Others of the 10 or 12 large charitable vehicle processors in the country are choosier than Palmer is, accepting only vehicles that generate more profit, perhaps at a used car lot. Almost all Palmer’s cars are sold at auction, and the average gross sales price is around $400. The charities pay nothing for the processing services and get 50 percent of the net sales price. They are happy to get half that small amount, as opposed to 100 percent of nothing, he says. Palmer believes that auctions allow for multiple bidders and transparency of transactions. No one is guaranteed to make money, but the charity is guaranteed not to lose any.

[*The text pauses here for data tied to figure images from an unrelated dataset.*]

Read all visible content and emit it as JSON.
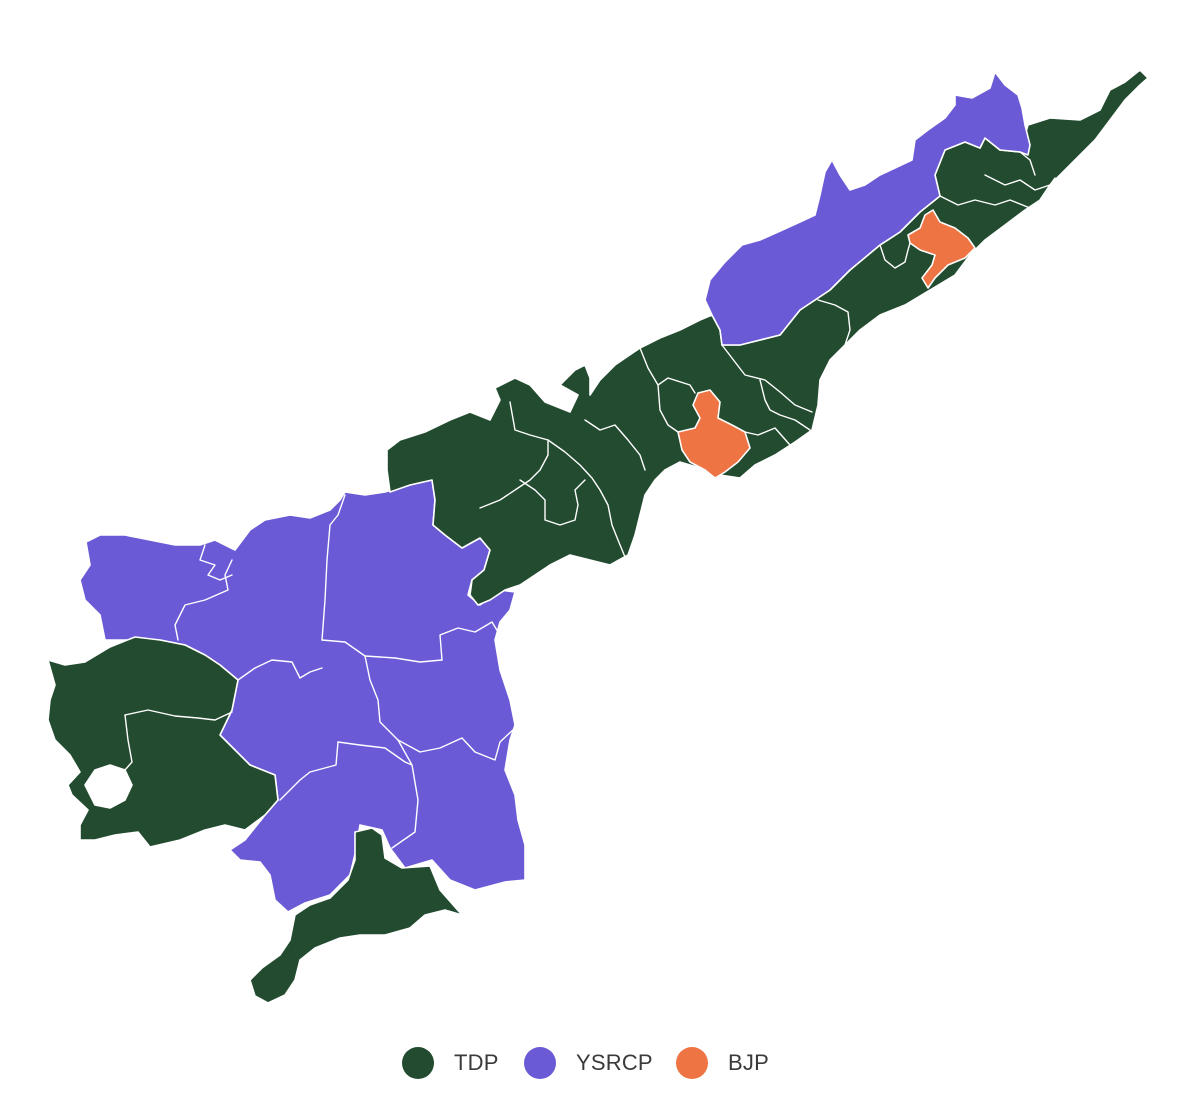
{
  "legend": {
    "items": [
      {
        "label": "TDP",
        "color": "#224b2f"
      },
      {
        "label": "YSRCP",
        "color": "#6a5ad6"
      },
      {
        "label": "BJP",
        "color": "#ee7444"
      }
    ]
  }
}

Palmer is a staunch believer in the positive environmental aspects of car donation programs. Many donated cars have been running inefficiently or steadily leaking fluids on the street or, worse, over bare ground. The processing center contracts for their removal on multi-car carriers, minimizing towing trips. Cars are taken to licensed facilities to be tested and improved in ways that lessen their environmental impact. If the car is unworthy of repair, the fluids are drained and recycled, as are all the metals. If the car does go back on the road, it is tuned up and given properly inflated tires, and then recycled to someone who, perhaps, could not afford a new car.

How vehicle donation processors operate

Car-donation service providers like Palmer’s simplify charitable vehicle contributions by providing "one-stop shopping for giving away those worn wheels." Many such organizations operate online and by toll-free telephone. They take care of nationwide soliciting and advertising, picking up the vehicle and minor reconditioning, DMV title paperwork, auctioning donated cars, accounting, designation of a donatee charity, and payment to the charity. The charity gets cash, while the donor takes a tax deduction for the donation. (Under current rules, donors can deduct up to $500 from their federal taxes without proof of value.) Vehicles accepted include cars, trucks, boats, vans, RVs, trailers, motorcycles, and even airplanes and real estate.